Phosphoinositide 3‐kinase (PI3K) activation and actin dynamics within force sensing anchors are required to stabilize VLA‐4 integrin‐mediated leukocyte adhesion

During inflammation, leukocytes modulate α4β1 (VLA‐4) integrin avidity in order to rapidly form stable nascent adhesive contacts to VCAM‐1‐expressing endothelial cells and resist detachment forces imparted by the flowing blood. Linkage to the actin cytoskeleton is critical for integrin function, yet the exact role of the actin cytoskeleton in leukocyte adhesion stabilization under conditions of fluid forces remains poorly understood. We report that mechanical forces imparted by flow induce formation of upstream tension‐bearing anchors attached to the VCAM‐1‐coated surface and Rac, but not Cdc42, small GTPase‐dependent polymerization of F‐actin within these structures.
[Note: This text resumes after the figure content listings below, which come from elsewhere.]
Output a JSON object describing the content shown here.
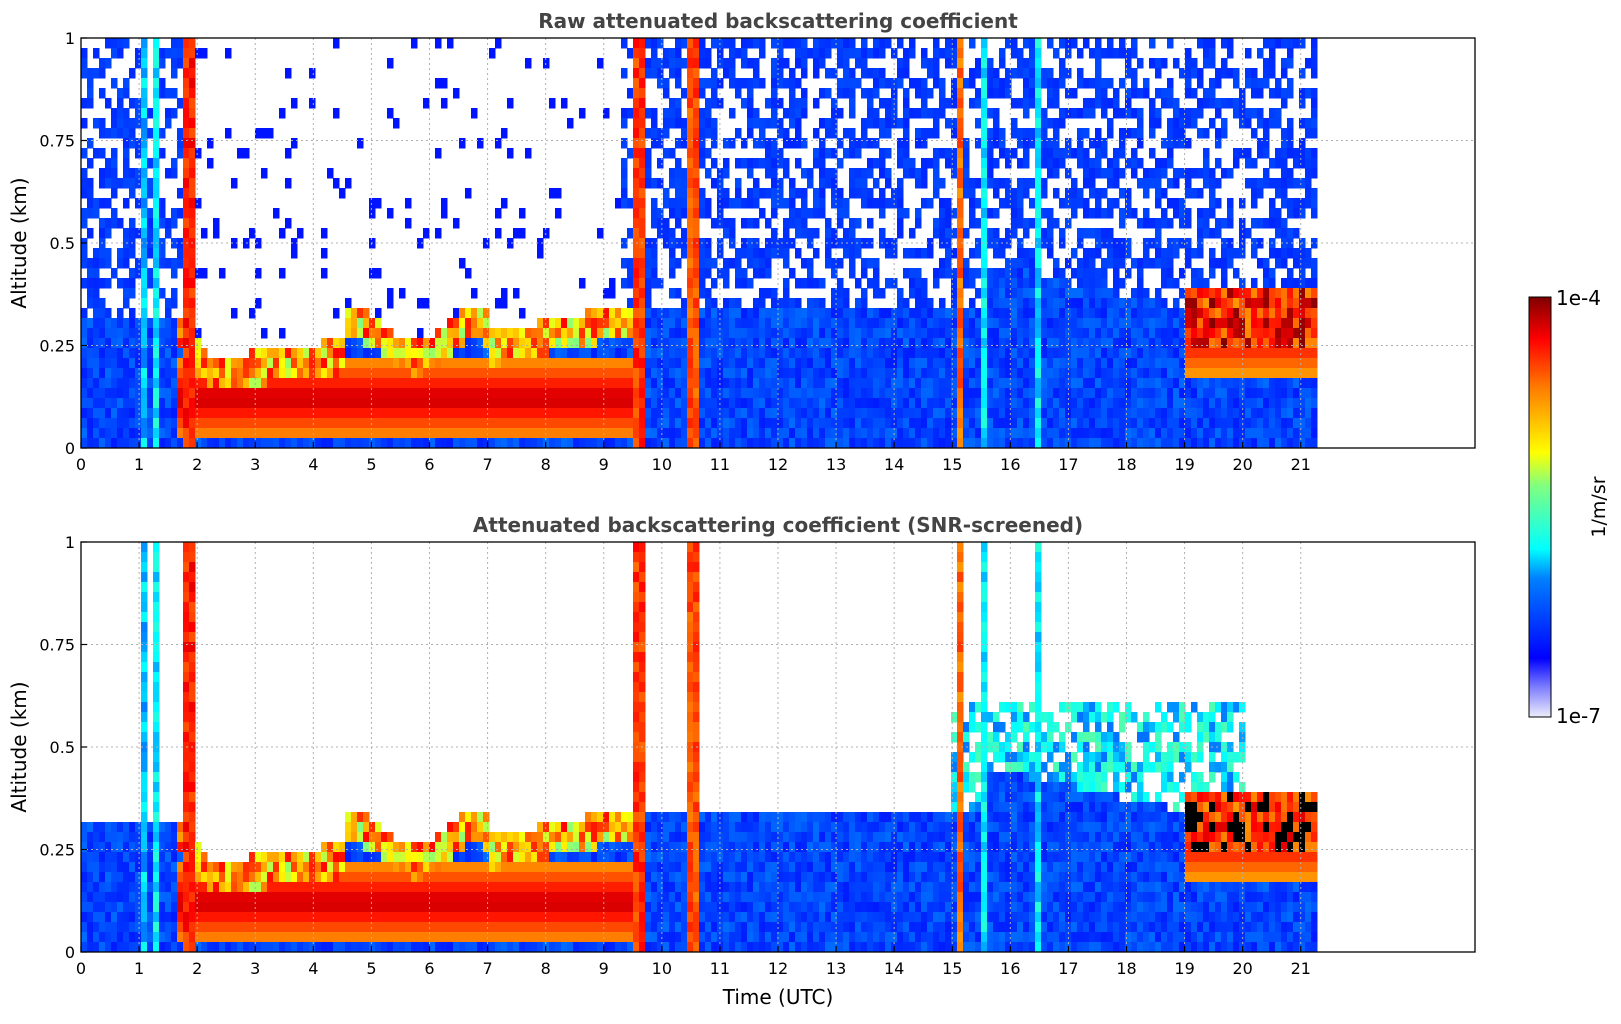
{
  "chart_data": [
    {
      "type": "heatmap",
      "title": "Raw attenuated backscattering coefficient",
      "xlabel": "",
      "ylabel": "Altitude (km)",
      "xlim": [
        0,
        24
      ],
      "ylim": [
        0,
        1
      ],
      "x_ticks": [
        "0",
        "1",
        "2",
        "3",
        "4",
        "5",
        "6",
        "7",
        "8",
        "9",
        "10",
        "11",
        "12",
        "13",
        "14",
        "15",
        "16",
        "17",
        "18",
        "19",
        "20",
        "21"
      ],
      "y_ticks": [
        "0",
        "0.25",
        "0.5",
        "0.75",
        "1"
      ],
      "data_end_hour": 21.3,
      "grid": true,
      "screened": false
    },
    {
      "type": "heatmap",
      "title": "Attenuated backscattering coefficient (SNR-screened)",
      "xlabel": "Time (UTC)",
      "ylabel": "Altitude (km)",
      "xlim": [
        0,
        24
      ],
      "ylim": [
        0,
        1
      ],
      "x_ticks": [
        "0",
        "1",
        "2",
        "3",
        "4",
        "5",
        "6",
        "7",
        "8",
        "9",
        "10",
        "11",
        "12",
        "13",
        "14",
        "15",
        "16",
        "17",
        "18",
        "19",
        "20",
        "21"
      ],
      "y_ticks": [
        "0",
        "0.25",
        "0.5",
        "0.75",
        "1"
      ],
      "data_end_hour": 21.3,
      "grid": true,
      "screened": true
    }
  ],
  "colorbar": {
    "label": "1/m/sr",
    "max_label": "1e-4",
    "min_label": "1e-7",
    "scale": "log",
    "colormap": "jet",
    "range": [
      1e-07,
      0.0001
    ]
  },
  "colors": {
    "background": "#ffffff",
    "title": "#444444",
    "grid": "#b0b0b0"
  }
}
These structures are critical for adhesion stabilization, since disruption of actin polymerization dramatically inhibits VLA‐4‐dependent resistance to detachment, but does not affect VLA‐4 expression, affinity modulation, clustering or constitutive linkage to F‐actin. A key mediator of force‐induced Rac activation and actin polymerization is PI3K. Live cell imaging revealed accumulation of PIP3 within tension‐bearing anchors and blockade of PI3K or deficiency of PI3Kgamma isoform reproduced the adhesion defect produced by inhibition of actin polymerization. Our results implicate a novel mechanism in the leukocyte adhesion cascade necessary for stabilization of nascent adhesive contacts. Research supported by a CGS CIHR Doctoral Award.